If Joy Division's career has the stark precision of a novella, then New Order's reads like a baggy, tragicomic picaresque, studded with arrivals, departures, false endings and sudden twists. "In Joy Division, we did our learning in private, in dusty rehearsal rooms above pubs," says Sumner. "[New Order] had to learn in public. Hurt [a 1982 B-side] was really just an experiment to learn how to use a synthesizer. Instead of reading the instruction manual, let's write a song with it and, y'know, sell it to people. But when you try to play them live, you're a bit like, 'Oh God, where's the chorus? Oh right, there isn't a chorus.'" Cunningham says that while rehearsing the 1983 track 586 for this tour they watched footage of old performances and an aghast Sumner asked, "How did we get away with being so shit and we're still here today?"

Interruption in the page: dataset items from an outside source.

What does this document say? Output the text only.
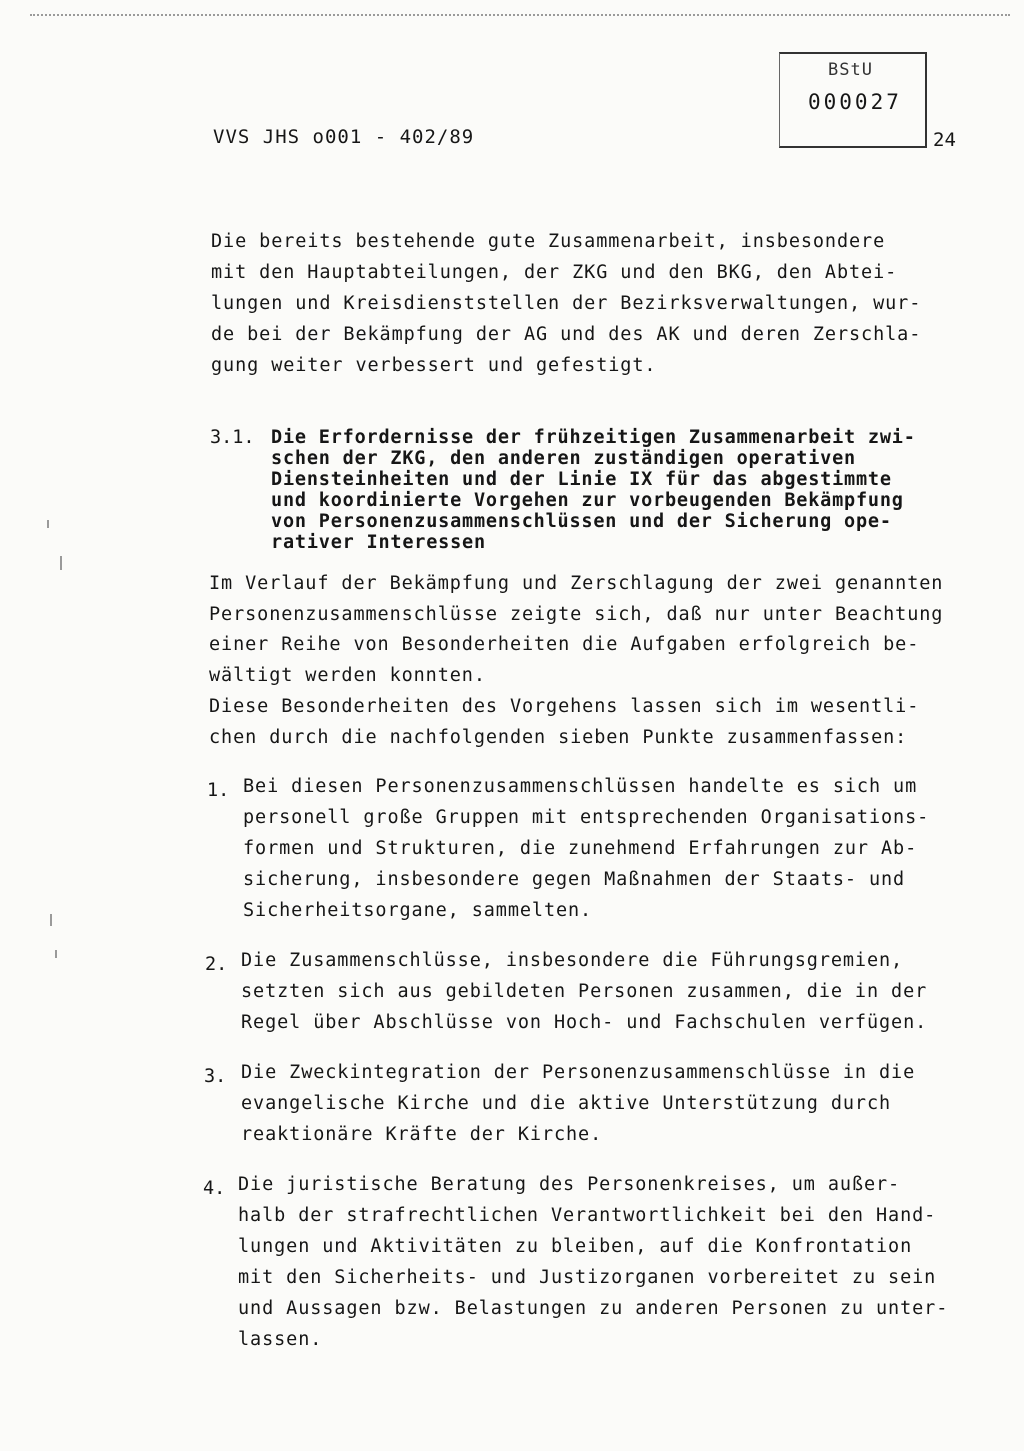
VVS JHS o001 - 402/89
BStU
000027
24

Die bereits bestehende gute Zusammenarbeit, insbesondere
mit den Hauptabteilungen, der ZKG und den BKG, den Abtei-
lungen und Kreisdienststellen der Bezirksverwaltungen, wur-
de bei der Bekämpfung der AG und des AK und deren Zerschla-
gung weiter verbessert und gefestigt.

3.1. Die Erfordernisse der frühzeitigen Zusammenarbeit zwi-
schen der ZKG, den anderen zuständigen operativen
Diensteinheiten und der Linie IX für das abgestimmte
und koordinierte Vorgehen zur vorbeugenden Bekämpfung
von Personenzusammenschlüssen und der Sicherung ope-
rativer Interessen

Im Verlauf der Bekämpfung und Zerschlagung der zwei genannten
Personenzusammenschlüsse zeigte sich, daß nur unter Beachtung
einer Reihe von Besonderheiten die Aufgaben erfolgreich be-
wältigt werden konnten.
Diese Besonderheiten des Vorgehens lassen sich im wesentli-
chen durch die nachfolgenden sieben Punkte zusammenfassen:

1. Bei diesen Personenzusammenschlüssen handelte es sich um
personell große Gruppen mit entsprechenden Organisations-
formen und Strukturen, die zunehmend Erfahrungen zur Ab-
sicherung, insbesondere gegen Maßnahmen der Staats- und
Sicherheitsorgane, sammelten.

2. Die Zusammenschlüsse, insbesondere die Führungsgremien,
setzten sich aus gebildeten Personen zusammen, die in der
Regel über Abschlüsse von Hoch- und Fachschulen verfügen.

3. Die Zweckintegration der Personenzusammenschlüsse in die
evangelische Kirche und die aktive Unterstützung durch
reaktionäre Kräfte der Kirche.

4. Die juristische Beratung des Personenkreises, um außer-
halb der strafrechtlichen Verantwortlichkeit bei den Hand-
lungen und Aktivitäten zu bleiben, auf die Konfrontation
mit den Sicherheits- und Justizorganen vorbereitet zu sein
und Aussagen bzw. Belastungen zu anderen Personen zu unter-
lassen.
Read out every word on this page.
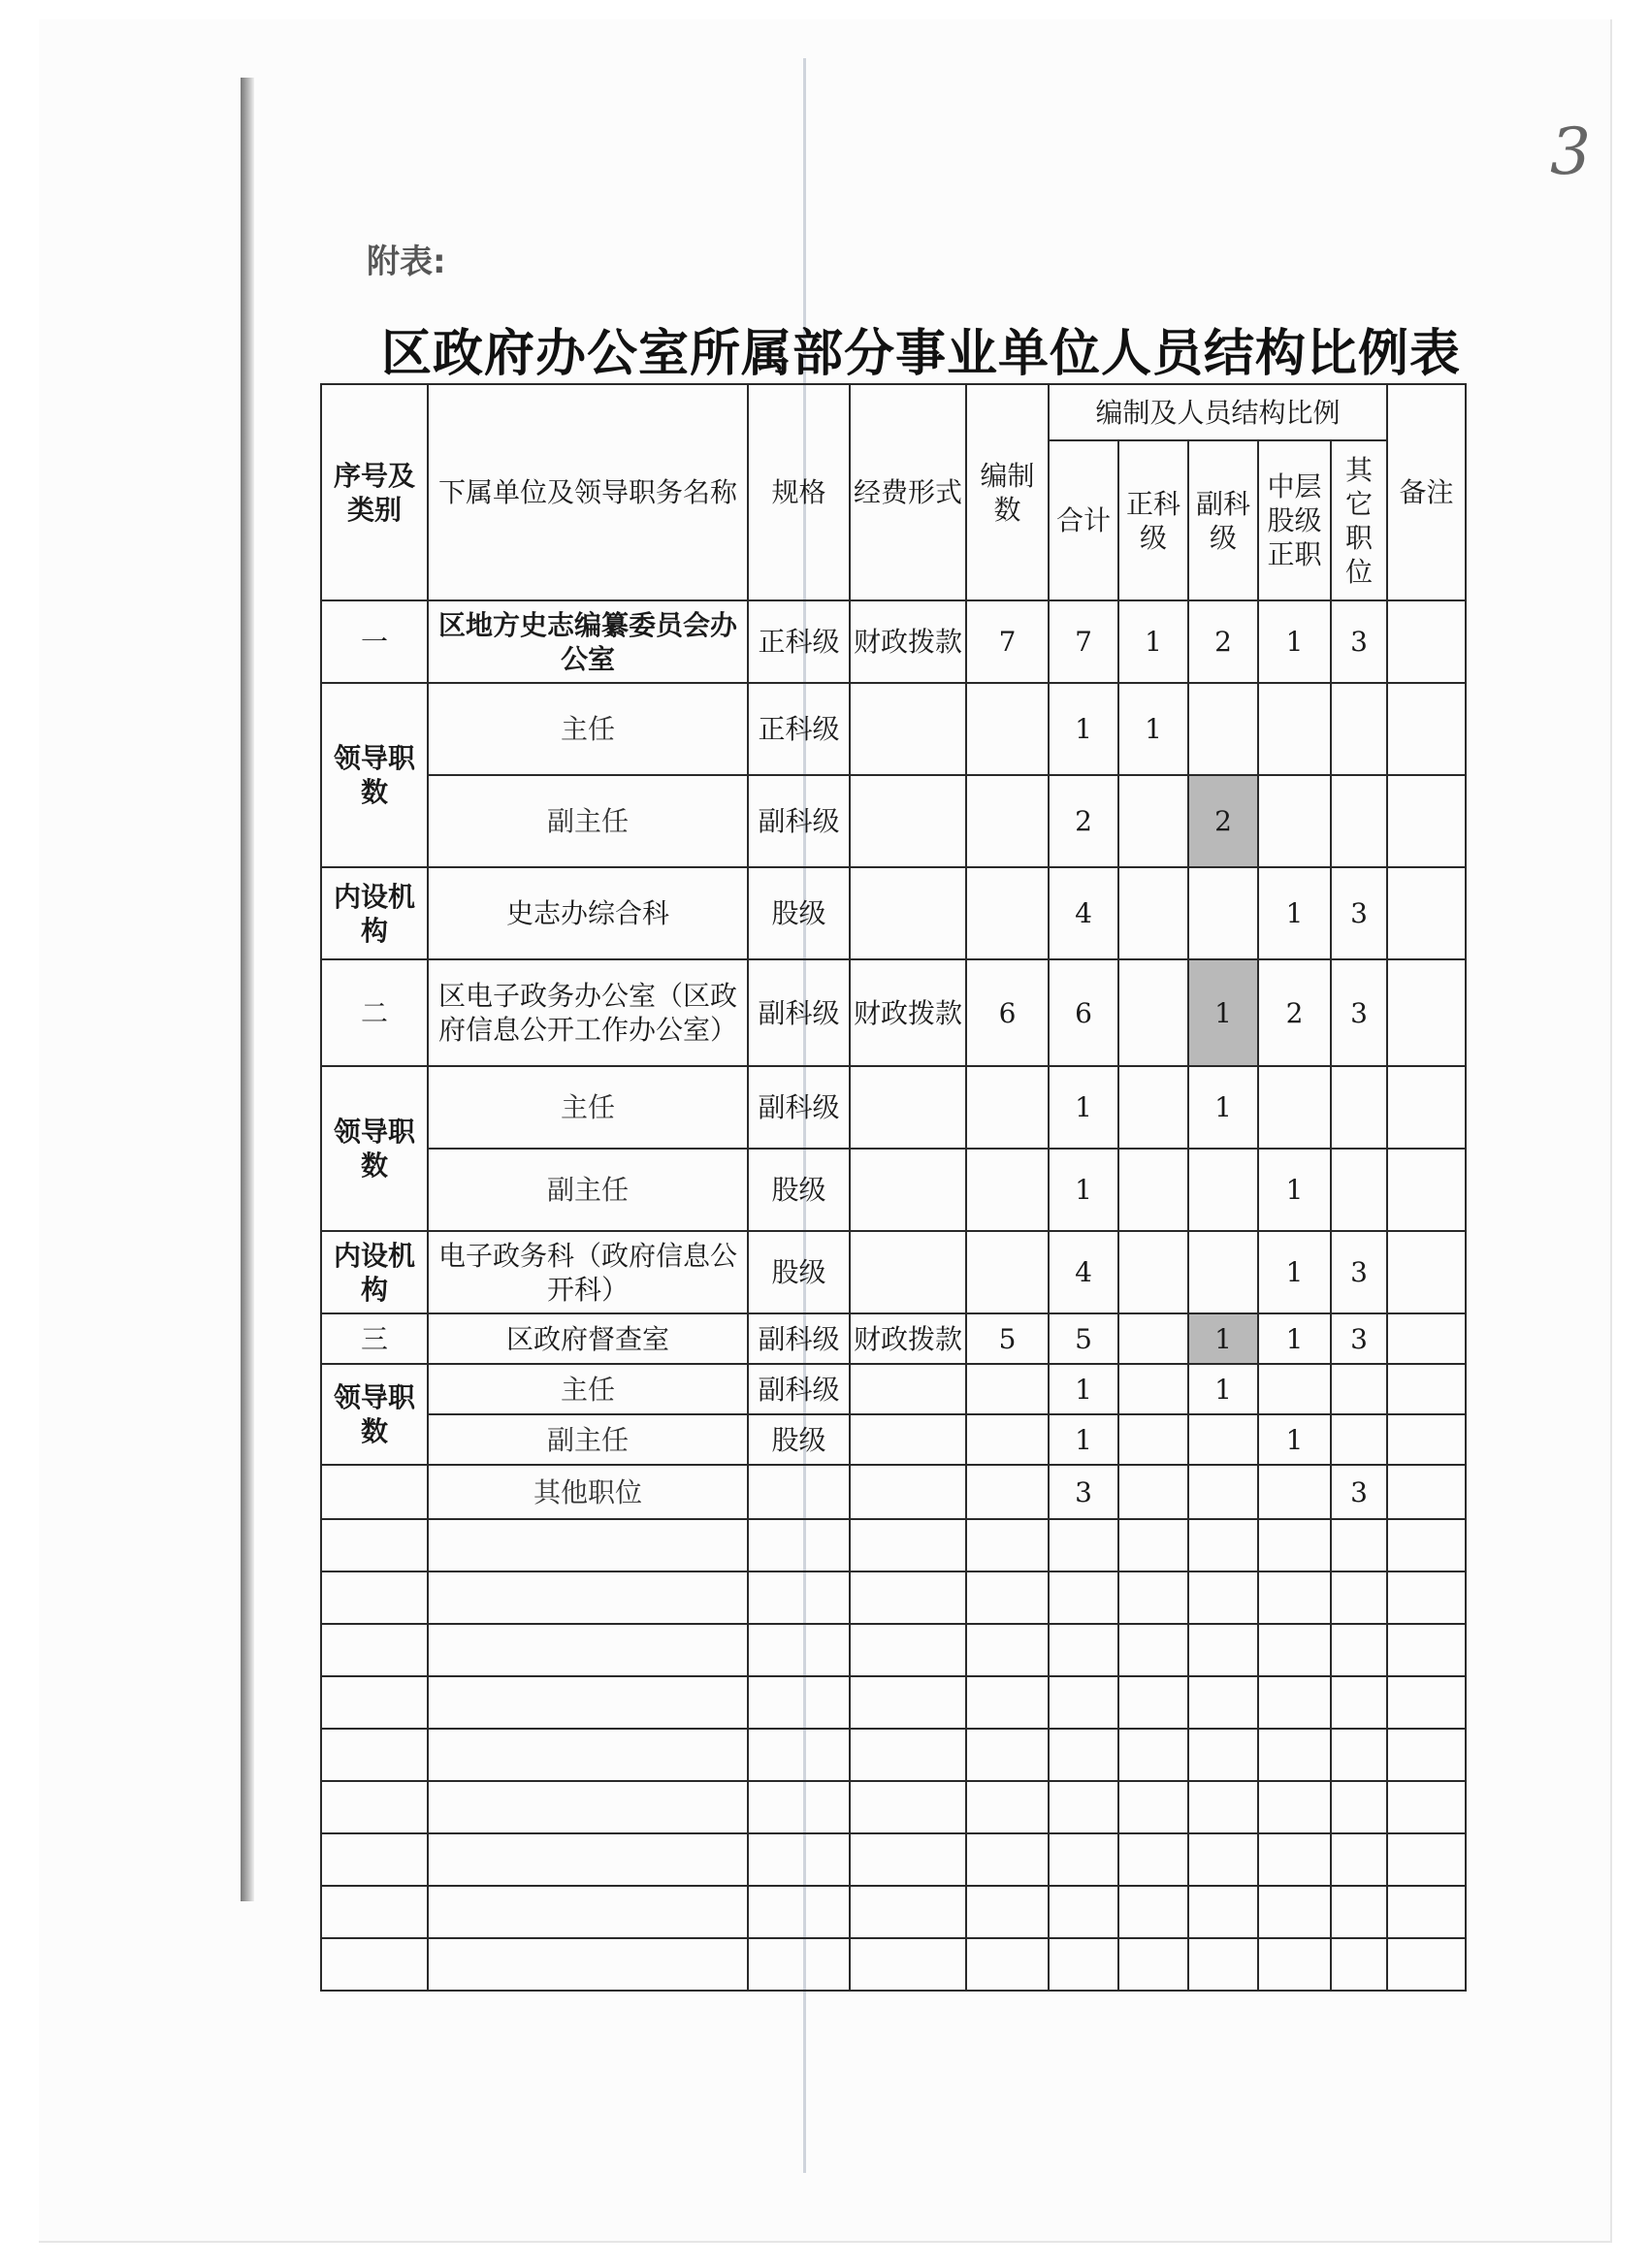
3
附表:
区政府办公室所属部分事业单位人员结构比例表
序号及类别	下属单位及领导职务名称	规格	经费形式	编制数	编制及人员结构比例					备注
					合计	正科级	副科级	中层股级正职	其它职位	
一	区地方史志编纂委员会办公室	正科级	财政拨款	7	7	1	2	1	3	
领导职数	主任	正科级			1	1				
	副主任	副科级			2		2			
内设机构	史志办综合科	股级			4			1	3	
二	区电子政务办公室（区政府信息公开工作办公室）	副科级	财政拨款	6	6		1	2	3	
领导职数	主任	副科级			1		1			
	副主任	股级			1			1		
内设机构	电子政务科（政府信息公开科）	股级			4			1	3	
三	区政府督查室	副科级	财政拨款	5	5		1	1	3	
领导职数	主任	副科级			1		1			
	副主任	股级			1			1		
	其他职位				3				3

This is why, although you can hear New Order's influence in countless bands, nobody uses their career as a blueprint. Like most of Sumner's lyrics, it doesn't make any sense on paper. Their brilliance grew out of flirting with disaster: the awkward experiments that paved the way for stunning breakthroughs, the chaotic concerts that crystallised in moments of wild magic, the puzzlingly opaque lyrics that could be either ridiculous or sublime.
One collision of novice synth-tinkering and last-minute lyrical improvisation led to Blue Monday, their boldest and most beloved song. Sumner tells a very New Order story about being asked, in the 80s, to adapt the song to advertise Sunkist. Gretton, a man of staunch socialist principles, was in hospital and the money was great so they said yes. "The lyrics were something about when you're drinking in the sun, Sunkist is the one," says Sumner, laughing. "I was like, 'Fucking hell, I can't sing that.' So Hooky wrote down £100,000 on a piece of paper and put it on the mixing desk and said: 'Try singing it now.' So I sang it, and then Rob came out of hospital and was like, 'What have you stupid bastards been doing while I've been in hospital?' and put the kibosh on it straight away."
So there is no point expecting this strategy-averse band to know where they go from here. Perhaps there'll be a new album or perhaps this is just a cathartic and hard-earned lap of honour. At the moment, it doesn't appear to concern them either way. For the first time in years, they are thoroughly enjoying being in New Order.
"In May, my dad died," Gilbert says by way of explanation. "We'd started up again and my dad thought it was fantastic. He couldn't wait to hear all the stories and where we'd been and it was just like starting in a band again for me. We thought he was going to recover, but he didn't. It was weird because then we were off to do another gig. It's only when you go home and think, God, he's not there anymore, that it affects you. You're not going to be here one day so you should just get on with it and enjoy it. And I think that's what we're doing. We're celebrating our past, because we've gone through a lot. We're celebrating that we're still here."
New Order headline Bestival on Saturday 8 September.